I'm opposed to factory farming. For other reasons. Biodiversity, for one.

[-] sandbox@lemmy.world 1 points 5 months ago

I read the paper you linked. Are you seriously suggesting that if we stopped animal agriculture, wild animals would flood the countryside to the same extent as in the Kenya study? I don’t think that is broached by the study at all.

[-] barsoap@lemm.ee 1 points 5 months ago* (last edited 5 months ago)

A single study will not tell you everything about everything. No, ruminants will not just magically appear in the landscape, we're living in a causal universe, after all.

Suppose, for the sake of argument, that all ruminants indeed all grazers (also deer, giraffes, whatever) are extinct. Plants will flourish, not being eaten by them, then individual plants, or parts of them (falling leaves etc) will die as part of their normal life/reproduction cycle -- and get eaten by fungi, bacteria, etc. Which will burp CO2 and probably other greenhouse gases.

The condition for nature to produce CO2 are simple: The presence of carbon in a form that can be oxidised, such as sugar and starches of which plants produce plenty, the presence of oxygen, and a critter, any critter, that can do it. Even if it's just a single species, it's going to eat the whole thing and release all the carbon back into the atmosphere. Consuming available energy to reproduce itself is literally what life is all about.

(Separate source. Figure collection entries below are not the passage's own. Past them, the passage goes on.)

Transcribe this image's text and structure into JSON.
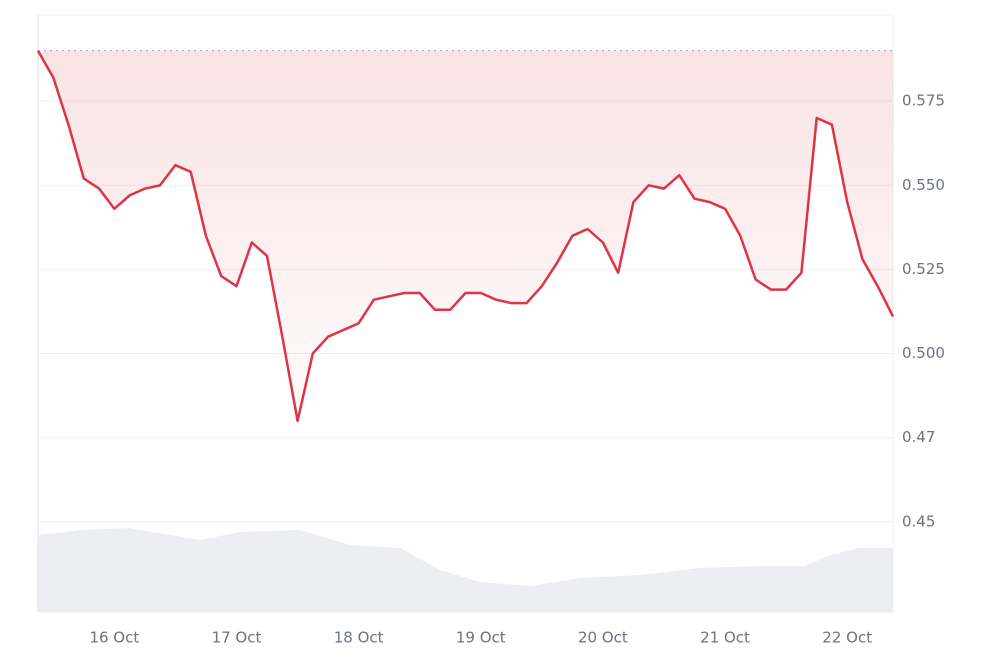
{
  "chart_data": {
    "type": "line",
    "categories": [
      null,
      null,
      null,
      null,
      null,
      "16 Oct",
      null,
      null,
      null,
      null,
      null,
      null,
      null,
      "17 Oct",
      null,
      null,
      null,
      null,
      null,
      null,
      null,
      "18 Oct",
      null,
      null,
      null,
      null,
      null,
      null,
      null,
      "19 Oct",
      null,
      null,
      null,
      null,
      null,
      null,
      null,
      "20 Oct",
      null,
      null,
      null,
      null,
      null,
      null,
      null,
      "21 Oct",
      null,
      null,
      null,
      null,
      null,
      null,
      null,
      "22 Oct",
      null,
      null,
      null
    ],
    "values": [
      0.59,
      0.582,
      0.568,
      0.552,
      0.549,
      0.543,
      0.547,
      0.549,
      0.55,
      0.556,
      0.554,
      0.535,
      0.523,
      0.52,
      0.533,
      0.529,
      0.505,
      0.48,
      0.5,
      0.505,
      0.507,
      0.509,
      0.516,
      0.517,
      0.518,
      0.518,
      0.513,
      0.513,
      0.518,
      0.518,
      0.516,
      0.515,
      0.515,
      0.52,
      0.527,
      0.535,
      0.537,
      0.533,
      0.524,
      0.545,
      0.55,
      0.549,
      0.553,
      0.546,
      0.545,
      0.543,
      0.535,
      0.522,
      0.519,
      0.519,
      0.524,
      0.57,
      0.568,
      0.545,
      0.528,
      0.52,
      0.511
    ],
    "color": "#dc3545",
    "reference_line": 0.59,
    "ylim": [
      0.4232,
      0.6006
    ],
    "yticks": [
      0.45,
      {
        "value": 0.475,
        "label": "0.47"
      },
      {
        "value": 0.5,
        "label": "0.500"
      },
      0.525,
      {
        "value": 0.55,
        "label": "0.550"
      },
      0.575
    ],
    "grid": true
  }
}
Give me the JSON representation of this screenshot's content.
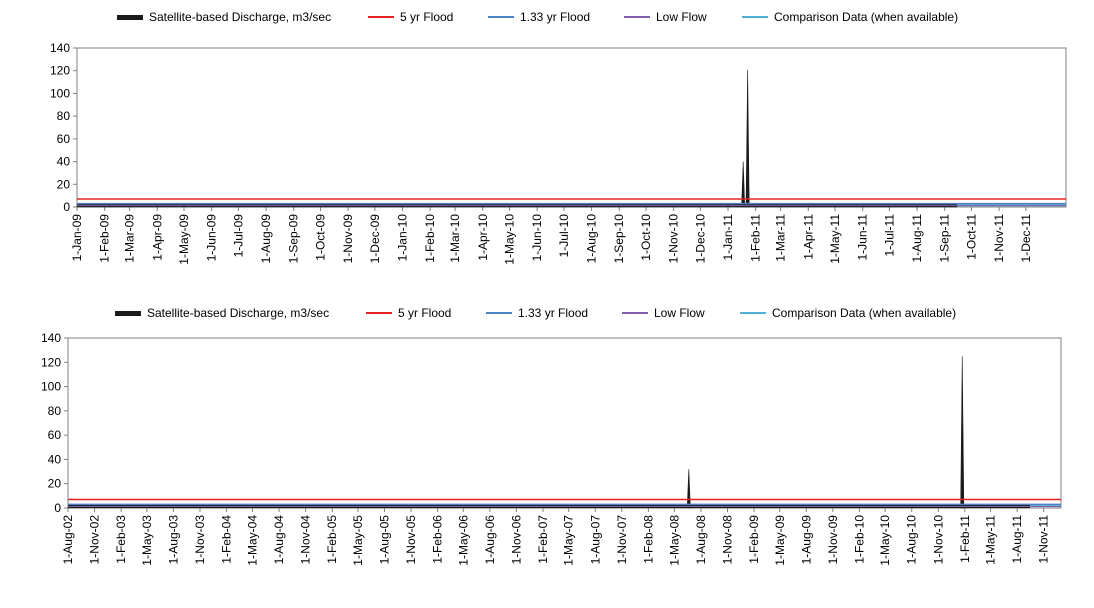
{
  "colors": {
    "discharge": "#1a1a1a",
    "flood5": "#e8231f",
    "flood133": "#4f7fc3",
    "lowflow": "#7e5fa6",
    "comparison": "#4fb2d6",
    "axis": "#808080"
  },
  "chart_data": [
    {
      "type": "area",
      "title": "",
      "xlabel": "",
      "ylabel": "",
      "ylim": [
        0,
        140
      ],
      "yticks": [
        "0",
        "20",
        "40",
        "60",
        "80",
        "100",
        "120",
        "140"
      ],
      "legend": [
        {
          "label": "Satellite-based Discharge, m3/sec",
          "style": "discharge"
        },
        {
          "label": "5 yr Flood",
          "style": "flood5"
        },
        {
          "label": "1.33 yr Flood",
          "style": "flood133"
        },
        {
          "label": "Low Flow",
          "style": "lowflow"
        },
        {
          "label": "Comparison Data (when available)",
          "style": "comparison"
        }
      ],
      "x_tick_labels": [
        "1-Jan-09",
        "1-Feb-09",
        "1-Mar-09",
        "1-Apr-09",
        "1-May-09",
        "1-Jun-09",
        "1-Jul-09",
        "1-Aug-09",
        "1-Sep-09",
        "1-Oct-09",
        "1-Nov-09",
        "1-Dec-09",
        "1-Jan-10",
        "1-Feb-10",
        "1-Mar-10",
        "1-Apr-10",
        "1-May-10",
        "1-Jun-10",
        "1-Jul-10",
        "1-Aug-10",
        "1-Sep-10",
        "1-Oct-10",
        "1-Nov-10",
        "1-Dec-10",
        "1-Jan-11",
        "1-Feb-11",
        "1-Mar-11",
        "1-Apr-11",
        "1-May-11",
        "1-Jun-11",
        "1-Jul-11",
        "1-Aug-11",
        "1-Sep-11",
        "1-Oct-11",
        "1-Nov-11",
        "1-Dec-11"
      ],
      "reference_lines": {
        "flood5": 7,
        "flood133": 3,
        "lowflow": 1.2
      },
      "series": [
        {
          "name": "Satellite-based Discharge, m3/sec",
          "baseline": 1.5,
          "end": "2011-09-15",
          "spikes": [
            {
              "x": "2011-01-18",
              "y": 40
            },
            {
              "x": "2011-01-23",
              "y": 121
            }
          ]
        },
        {
          "name": "Comparison Data (when available)",
          "value": 1.5,
          "start": "2011-09-15"
        }
      ]
    },
    {
      "type": "area",
      "title": "",
      "xlabel": "",
      "ylabel": "",
      "ylim": [
        0,
        140
      ],
      "yticks": [
        "0",
        "20",
        "40",
        "60",
        "80",
        "100",
        "120",
        "140"
      ],
      "legend": [
        {
          "label": "Satellite-based Discharge, m3/sec",
          "style": "discharge"
        },
        {
          "label": "5 yr Flood",
          "style": "flood5"
        },
        {
          "label": "1.33 yr Flood",
          "style": "flood133"
        },
        {
          "label": "Low Flow",
          "style": "lowflow"
        },
        {
          "label": "Comparison Data (when available)",
          "style": "comparison"
        }
      ],
      "x_tick_labels": [
        "1-Aug-02",
        "1-Nov-02",
        "1-Feb-03",
        "1-May-03",
        "1-Aug-03",
        "1-Nov-03",
        "1-Feb-04",
        "1-May-04",
        "1-Aug-04",
        "1-Nov-04",
        "1-Feb-05",
        "1-May-05",
        "1-Aug-05",
        "1-Nov-05",
        "1-Feb-06",
        "1-May-06",
        "1-Aug-06",
        "1-Nov-06",
        "1-Feb-07",
        "1-May-07",
        "1-Aug-07",
        "1-Nov-07",
        "1-Feb-08",
        "1-May-08",
        "1-Aug-08",
        "1-Nov-08",
        "1-Feb-09",
        "1-May-09",
        "1-Aug-09",
        "1-Nov-09",
        "1-Feb-10",
        "1-May-10",
        "1-Aug-10",
        "1-Nov-10",
        "1-Feb-11",
        "1-May-11",
        "1-Aug-11",
        "1-Nov-11"
      ],
      "reference_lines": {
        "flood5": 7,
        "flood133": 3,
        "lowflow": 1.2
      },
      "series": [
        {
          "name": "Satellite-based Discharge, m3/sec",
          "baseline": 1.5,
          "end": "2011-09-15",
          "spikes": [
            {
              "x": "2008-06-20",
              "y": 32
            },
            {
              "x": "2011-01-23",
              "y": 125
            }
          ]
        },
        {
          "name": "Comparison Data (when available)",
          "value": 1.5,
          "start": "2011-09-15"
        }
      ]
    }
  ]
}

If there's energy around that can be used, nature will use it. Have a look at the most biodiverse and productive ecosystem in the world, the Amazon rain forest: It has very poor soil because as soon as something dies, its remains are recycled by something else. Destroying the Amazon rain forest releases CO2, again planting stuff there re-captures it, but reconstituted forest doesn't continue to sequester carbon indefinitely: Only until it has accumulated the amount of carbon that it needs to sustain itself, after that it's going to be carbon-neutral.

You may be asking "but then how did all that oil and coal end up in the soil": Highly specific circumstances: Plants were producing stuff that critters couldn't eat. But we're currently not in that situation and in fact critters seem to be ludicrously efficient at evolving to break up new compounds. PET was first synthesised 1941, in 2016 scientists found critters which can eat it -- producing CO2 in the process, of course. That's exactly what's going to happen to all that herbivore-free land you envision. If we want to sequester carbon, care has to be taken that nature won't dig it up again.